Témoins de ces scènes de forte répression, les étudiants discutent dès lors d’ouvrir les portes de l’institut d’études politiques (IEP) aux lycéens, en tant que « safe zone » pour éviter les matraques des policiers. La discussion sur la situation politique est riche, et accouche d’un vote majoritaire de soutien au mouvement des lycéens, et à celui des gilets jaunes, ainsi qu’une occupation reconductible lors de l’AG du lendemain.



Le lendemain, l’AG faisait un appel clair et explicite pour constituer un cortège jeune (lycéens et étudiants) aux côtés des gilets jaunes, lors de l’acte IV du samedi, afin de jouer un rôle d’entrainement auprès de secteurs qui n’étaient pas encore mobilisés. Alors que la reconduction de l’occupation est votée pour le lundi, la présence du cortège jeune qui aura regroupé jusqu’à environ 200 étudiants et lycéens (bien que certains soient nassés par des policiers) samedi 8 décembre, aura permis de démontrer la tradition de lutte et d’organisation du mouvement étudiant. De nombreux gilets jaunes ont témoigné de leur sympathie en prenant en photo la banderole au message explicite : « jeunes et gilets jaunes, tous ensemble pour faire tomber Macron et son monde ».
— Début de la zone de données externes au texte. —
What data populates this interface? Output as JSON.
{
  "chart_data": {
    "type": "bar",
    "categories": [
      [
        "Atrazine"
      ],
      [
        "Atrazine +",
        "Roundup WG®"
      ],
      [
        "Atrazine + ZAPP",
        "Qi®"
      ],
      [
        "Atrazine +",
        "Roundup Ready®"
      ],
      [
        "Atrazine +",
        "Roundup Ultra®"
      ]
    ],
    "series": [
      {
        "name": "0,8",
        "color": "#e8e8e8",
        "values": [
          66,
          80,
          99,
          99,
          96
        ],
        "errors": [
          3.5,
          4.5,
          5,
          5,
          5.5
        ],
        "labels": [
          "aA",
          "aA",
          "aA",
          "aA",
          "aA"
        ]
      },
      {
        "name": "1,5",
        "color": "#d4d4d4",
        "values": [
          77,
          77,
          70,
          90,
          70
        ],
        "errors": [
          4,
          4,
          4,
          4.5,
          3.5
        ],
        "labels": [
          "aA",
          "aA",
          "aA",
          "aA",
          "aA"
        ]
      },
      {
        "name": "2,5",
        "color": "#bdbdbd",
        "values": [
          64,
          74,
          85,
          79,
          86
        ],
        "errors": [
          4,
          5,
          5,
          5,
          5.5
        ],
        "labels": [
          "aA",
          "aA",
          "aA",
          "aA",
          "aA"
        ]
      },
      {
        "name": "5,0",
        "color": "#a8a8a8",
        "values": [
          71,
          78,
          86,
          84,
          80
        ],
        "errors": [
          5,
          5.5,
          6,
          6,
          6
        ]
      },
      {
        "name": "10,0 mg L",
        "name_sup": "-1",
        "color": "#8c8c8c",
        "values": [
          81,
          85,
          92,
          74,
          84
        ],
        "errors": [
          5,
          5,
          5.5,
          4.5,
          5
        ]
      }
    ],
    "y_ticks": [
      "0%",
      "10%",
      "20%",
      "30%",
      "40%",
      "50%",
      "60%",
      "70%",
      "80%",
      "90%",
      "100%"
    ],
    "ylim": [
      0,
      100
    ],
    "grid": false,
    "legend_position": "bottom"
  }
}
Convergence entre secteurs en lutte

D’emblée s’est imposée la nécessité d’une convergence entre les secteurs en lutte, afin d’éviter un confortable mais délétère entre-soi, pour au contraire massifier et consolider, partout, les mobilisations. Durant cette mobilisation inédite à Sciences Po Toulouse qui aura pu rassembler jusqu’à 400 personnes lors de l’AG du lundi 10 décembre (il y a seulement 900 étudiants de Sciences Po sur Toulouse actuellement), les lycéens, les étudiants du Mirail ou des Beaux Arts, ainsi que des gilets jaunes se sont exprimés lors nos AG. Une présence essentielle afin de réfléchir à des actions communes. Des étudiants de Sciences Po Toulouse étaient également présents lors des AG de lycéens, du Mirail et des gilets jaunes afin de faire ce retour d’expérience et de tisser des liens entre les secteurs. Un exemple pratique : une formation « que faire lors d’une arrestation ? » a pu être prodiguée par des étudiantes de Sciences Po auprès des Beaux-Arts.
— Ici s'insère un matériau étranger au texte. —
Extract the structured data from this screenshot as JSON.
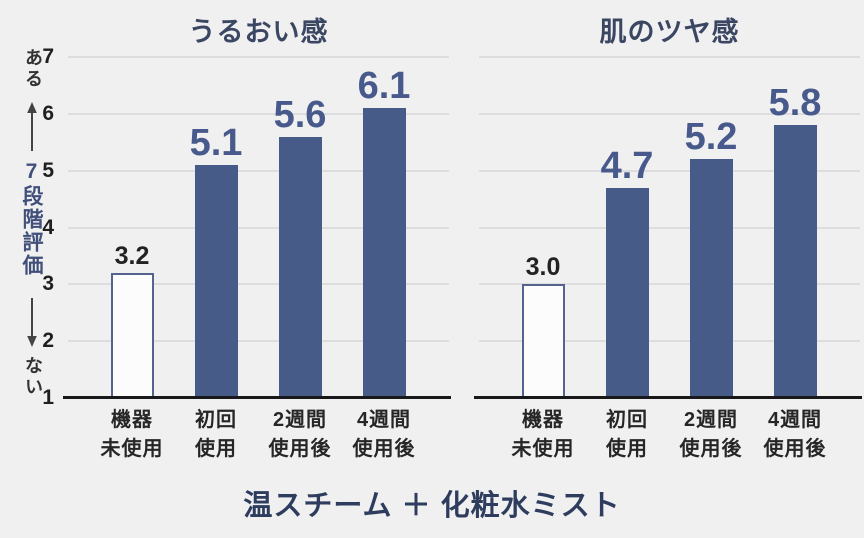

L’occupation aura également été un moyen de se connaître avec des étudiants d’autres facs, et de mieux approfondir les liens entre des étudiants des différentes promotions qui se sont parfois parlé pour la première fois lors de la mobilisation. Cette occupation de jour s’est matérialisée, outre la tenue d’AG quotidiennes, par des « ateliers alternatifs » proposés par les étudiants, les professeurs ou des représentants d’associations et organisations (Act Up, L214, etc.).
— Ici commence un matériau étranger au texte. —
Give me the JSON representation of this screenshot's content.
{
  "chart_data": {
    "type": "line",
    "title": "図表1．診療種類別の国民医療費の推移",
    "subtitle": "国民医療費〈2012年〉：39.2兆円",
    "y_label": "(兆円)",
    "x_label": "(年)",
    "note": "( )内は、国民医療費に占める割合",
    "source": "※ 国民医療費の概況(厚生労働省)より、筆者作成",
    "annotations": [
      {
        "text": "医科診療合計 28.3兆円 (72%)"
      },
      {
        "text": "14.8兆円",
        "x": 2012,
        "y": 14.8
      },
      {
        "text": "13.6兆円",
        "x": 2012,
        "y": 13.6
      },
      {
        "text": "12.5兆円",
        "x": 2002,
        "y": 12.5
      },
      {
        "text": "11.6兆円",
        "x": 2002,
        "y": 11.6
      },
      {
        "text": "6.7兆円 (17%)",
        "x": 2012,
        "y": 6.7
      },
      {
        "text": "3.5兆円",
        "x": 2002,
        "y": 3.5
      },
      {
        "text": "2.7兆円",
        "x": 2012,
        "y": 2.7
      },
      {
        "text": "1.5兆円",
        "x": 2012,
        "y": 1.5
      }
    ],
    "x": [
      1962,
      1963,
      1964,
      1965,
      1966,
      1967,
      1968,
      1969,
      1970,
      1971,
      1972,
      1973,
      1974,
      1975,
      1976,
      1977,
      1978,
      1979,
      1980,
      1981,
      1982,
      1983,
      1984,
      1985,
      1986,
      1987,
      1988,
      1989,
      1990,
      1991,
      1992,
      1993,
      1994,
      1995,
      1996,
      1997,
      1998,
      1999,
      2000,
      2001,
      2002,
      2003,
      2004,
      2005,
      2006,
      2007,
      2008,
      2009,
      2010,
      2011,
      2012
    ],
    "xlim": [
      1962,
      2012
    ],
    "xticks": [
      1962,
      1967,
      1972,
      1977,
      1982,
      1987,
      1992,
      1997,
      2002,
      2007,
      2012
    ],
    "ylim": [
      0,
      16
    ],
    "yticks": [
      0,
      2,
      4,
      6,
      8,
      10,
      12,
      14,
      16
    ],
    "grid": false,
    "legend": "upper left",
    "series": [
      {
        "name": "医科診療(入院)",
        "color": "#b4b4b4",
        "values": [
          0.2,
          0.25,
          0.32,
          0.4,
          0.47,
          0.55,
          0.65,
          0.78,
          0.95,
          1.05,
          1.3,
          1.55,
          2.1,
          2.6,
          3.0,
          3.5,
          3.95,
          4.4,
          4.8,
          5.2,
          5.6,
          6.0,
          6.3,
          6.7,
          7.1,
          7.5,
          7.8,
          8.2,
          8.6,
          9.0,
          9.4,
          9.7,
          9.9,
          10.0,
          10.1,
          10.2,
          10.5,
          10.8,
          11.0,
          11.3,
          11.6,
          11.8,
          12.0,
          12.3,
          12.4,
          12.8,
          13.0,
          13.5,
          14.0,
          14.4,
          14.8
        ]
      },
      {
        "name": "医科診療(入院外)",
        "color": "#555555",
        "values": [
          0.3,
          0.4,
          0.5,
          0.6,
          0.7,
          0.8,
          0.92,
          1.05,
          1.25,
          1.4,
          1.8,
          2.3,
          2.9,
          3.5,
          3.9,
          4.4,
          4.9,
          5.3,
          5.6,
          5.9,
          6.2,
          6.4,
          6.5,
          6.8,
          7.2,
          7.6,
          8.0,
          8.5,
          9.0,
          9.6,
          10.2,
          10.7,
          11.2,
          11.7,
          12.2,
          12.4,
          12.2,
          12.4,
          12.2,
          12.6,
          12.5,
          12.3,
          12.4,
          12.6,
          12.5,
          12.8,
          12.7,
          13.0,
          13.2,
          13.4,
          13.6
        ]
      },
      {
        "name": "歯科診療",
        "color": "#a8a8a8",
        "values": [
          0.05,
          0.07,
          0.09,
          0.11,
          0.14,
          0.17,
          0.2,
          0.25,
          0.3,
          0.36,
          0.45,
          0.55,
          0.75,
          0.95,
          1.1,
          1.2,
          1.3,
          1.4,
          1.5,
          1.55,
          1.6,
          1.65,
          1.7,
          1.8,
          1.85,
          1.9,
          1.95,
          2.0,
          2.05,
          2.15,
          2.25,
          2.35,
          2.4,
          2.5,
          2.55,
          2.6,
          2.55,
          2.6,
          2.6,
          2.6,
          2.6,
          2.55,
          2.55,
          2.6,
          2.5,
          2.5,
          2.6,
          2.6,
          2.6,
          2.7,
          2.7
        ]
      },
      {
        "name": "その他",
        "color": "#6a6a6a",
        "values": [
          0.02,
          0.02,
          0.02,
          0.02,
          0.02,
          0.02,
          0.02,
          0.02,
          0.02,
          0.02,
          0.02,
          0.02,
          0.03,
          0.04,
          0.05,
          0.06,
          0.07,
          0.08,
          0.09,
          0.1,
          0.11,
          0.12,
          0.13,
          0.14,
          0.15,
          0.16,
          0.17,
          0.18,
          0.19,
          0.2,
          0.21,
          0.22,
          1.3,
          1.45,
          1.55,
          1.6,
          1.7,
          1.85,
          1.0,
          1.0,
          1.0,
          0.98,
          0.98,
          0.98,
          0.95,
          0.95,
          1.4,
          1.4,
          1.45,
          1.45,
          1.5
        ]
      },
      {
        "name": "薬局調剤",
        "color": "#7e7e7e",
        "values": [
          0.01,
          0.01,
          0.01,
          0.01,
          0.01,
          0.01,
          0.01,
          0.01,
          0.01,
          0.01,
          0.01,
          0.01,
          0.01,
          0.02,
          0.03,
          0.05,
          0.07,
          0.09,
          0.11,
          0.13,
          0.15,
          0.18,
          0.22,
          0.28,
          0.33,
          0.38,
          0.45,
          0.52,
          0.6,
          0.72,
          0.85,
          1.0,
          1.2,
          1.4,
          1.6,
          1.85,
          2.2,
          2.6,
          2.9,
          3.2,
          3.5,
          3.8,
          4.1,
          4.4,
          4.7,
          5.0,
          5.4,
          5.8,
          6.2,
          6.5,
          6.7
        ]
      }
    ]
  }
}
Les questionnements démocratiques au cœur des débats

Un élément particulièrement intéressant se retrouve en trame de fond de cet acte I de la mobilisation Science Piste (du 6 au 14 janvier) : à plusieurs échelles, des questions éminemment démocratiques se sont posées. Au sein même de l’instance d’auto-organisation qu’est l’assemblée générale, plusieurs remarques ont été faites. Ces interrogations sont légitimes et saines, tant il est normal d’expérimenter, de tatônner, pour trouver un organe d’auto organisation le plus démocratique possible. Des ajustements ont été faits. Désormais, lors des AG, les personnes à la tribune se relaient. Aussi, les gestes de désaccord jugés trop violents ont été modifiés. La question du vote électronique a également été posée. Au-delà de certains problèmes techniques que cela pourrait engendrer, ces procédés de vote, s’ils sont mis en place, seraient un pas en arrière alors que la tradition étudiante et ouvrière d’auto organisation est celle du vote à main levée qui permet de donner une dynamique moins austère aux votes, mais aussi et surtout, de débattre, pouvoir se convaincre, et changer de position. Bref, sortir des carcans de la démocratie représentative, de ses votes dans l’isoloir une fois tous les 5 ans, et donner pleine vie à une démocratie directe.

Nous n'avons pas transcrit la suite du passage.